20 Pituitary Anatomy & Hormones

The pituitary gland (hypophysis) sits in the sella turcica of the sphenoid bone, connected to the hypothalamus by the pituitary stalk (infundibulum). It weighs ~0.6 g and has two lobes with distinct embryologic origins and functions.

Anterior Pituitary (Adenohypophysis)

Posterior Pituitary (Neurohypophysis)

The posterior pituitary does not synthesize hormones. It stores and releases oxytocin and ADH (vasopressin), which are synthesized in hypothalamic nuclei (paraventricular and supraoptic, respectively) and transported down axons via the stalk. ADH acts on V2 receptors in the collecting duct to insert aquaporin-2 channels, promoting water reabsorption.

21 Pituitary Adenomas

Pituitary adenomas account for ~15% of intracranial neoplasms. They are classified by size (microadenoma <10 mm, macroadenoma ≥10 mm) and by functional status (secreting vs non-functioning). The most common incidental finding on brain MRI is a pituitary microadenoma (~10% prevalence in autopsy series).
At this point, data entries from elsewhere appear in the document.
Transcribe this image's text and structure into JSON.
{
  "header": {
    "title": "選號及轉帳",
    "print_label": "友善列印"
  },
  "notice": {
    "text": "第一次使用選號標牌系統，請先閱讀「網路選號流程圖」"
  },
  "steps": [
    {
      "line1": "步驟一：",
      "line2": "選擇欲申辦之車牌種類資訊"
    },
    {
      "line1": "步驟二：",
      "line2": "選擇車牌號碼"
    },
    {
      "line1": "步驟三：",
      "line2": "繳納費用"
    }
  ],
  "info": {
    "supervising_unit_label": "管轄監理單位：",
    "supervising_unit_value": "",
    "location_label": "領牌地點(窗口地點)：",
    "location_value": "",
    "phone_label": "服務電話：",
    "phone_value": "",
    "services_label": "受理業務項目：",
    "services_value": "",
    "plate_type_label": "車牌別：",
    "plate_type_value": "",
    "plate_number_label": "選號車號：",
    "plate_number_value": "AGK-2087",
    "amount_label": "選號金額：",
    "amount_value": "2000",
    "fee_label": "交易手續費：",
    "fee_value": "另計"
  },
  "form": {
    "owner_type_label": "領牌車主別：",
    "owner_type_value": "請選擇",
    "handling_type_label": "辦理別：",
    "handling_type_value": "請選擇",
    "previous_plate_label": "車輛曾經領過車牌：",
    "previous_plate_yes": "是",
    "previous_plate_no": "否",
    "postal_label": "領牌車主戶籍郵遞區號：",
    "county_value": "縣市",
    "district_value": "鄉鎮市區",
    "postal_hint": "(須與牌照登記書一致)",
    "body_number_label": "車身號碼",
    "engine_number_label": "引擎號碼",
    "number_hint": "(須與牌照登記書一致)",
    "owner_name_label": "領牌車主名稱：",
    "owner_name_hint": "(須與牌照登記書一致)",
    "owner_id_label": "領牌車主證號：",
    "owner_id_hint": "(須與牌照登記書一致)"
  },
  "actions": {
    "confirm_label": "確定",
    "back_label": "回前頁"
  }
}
Types of Functioning Pituitary Adenomas

Acromegaly Diagnosis

Screen with IGF-1 (elevated, age- and sex-adjusted). Confirm with oral glucose tolerance test (OGTT): GH should suppress to <1 ng/mL (or <0.4 with ultrasensitive assay) after 75 g glucose load; failure to suppress confirms autonomous GH secretion. MRI pituitary for localization.

22 Hypopituitarism

Hypopituitarism is partial or complete loss of anterior pituitary hormone secretion. It can result from pituitary tumors (most common), surgery, radiation, infiltrative diseases (sarcoidosis, hemochromatosis, Langerhans cell histiocytosis), Sheehan syndrome (postpartum pituitary necrosis from hemorrhagic shock), pituitary apoplexy (hemorrhage into an adenoma), traumatic brain injury, or autoimmune hypophysitis (including from immune checkpoint inhibitors).

Order of Hormone Loss

When the pituitary is compressed by a gradually enlarging mass, hormones are typically lost in a predictable sequence: GH → LH/FSH → TSH → ACTH → Prolactin. GH is the most vulnerable (often first deficit); ACTH is the most critical (last to be lost but most dangerous if deficient). Prolactin deficiency is rare and only occurs with severe pituitary destruction.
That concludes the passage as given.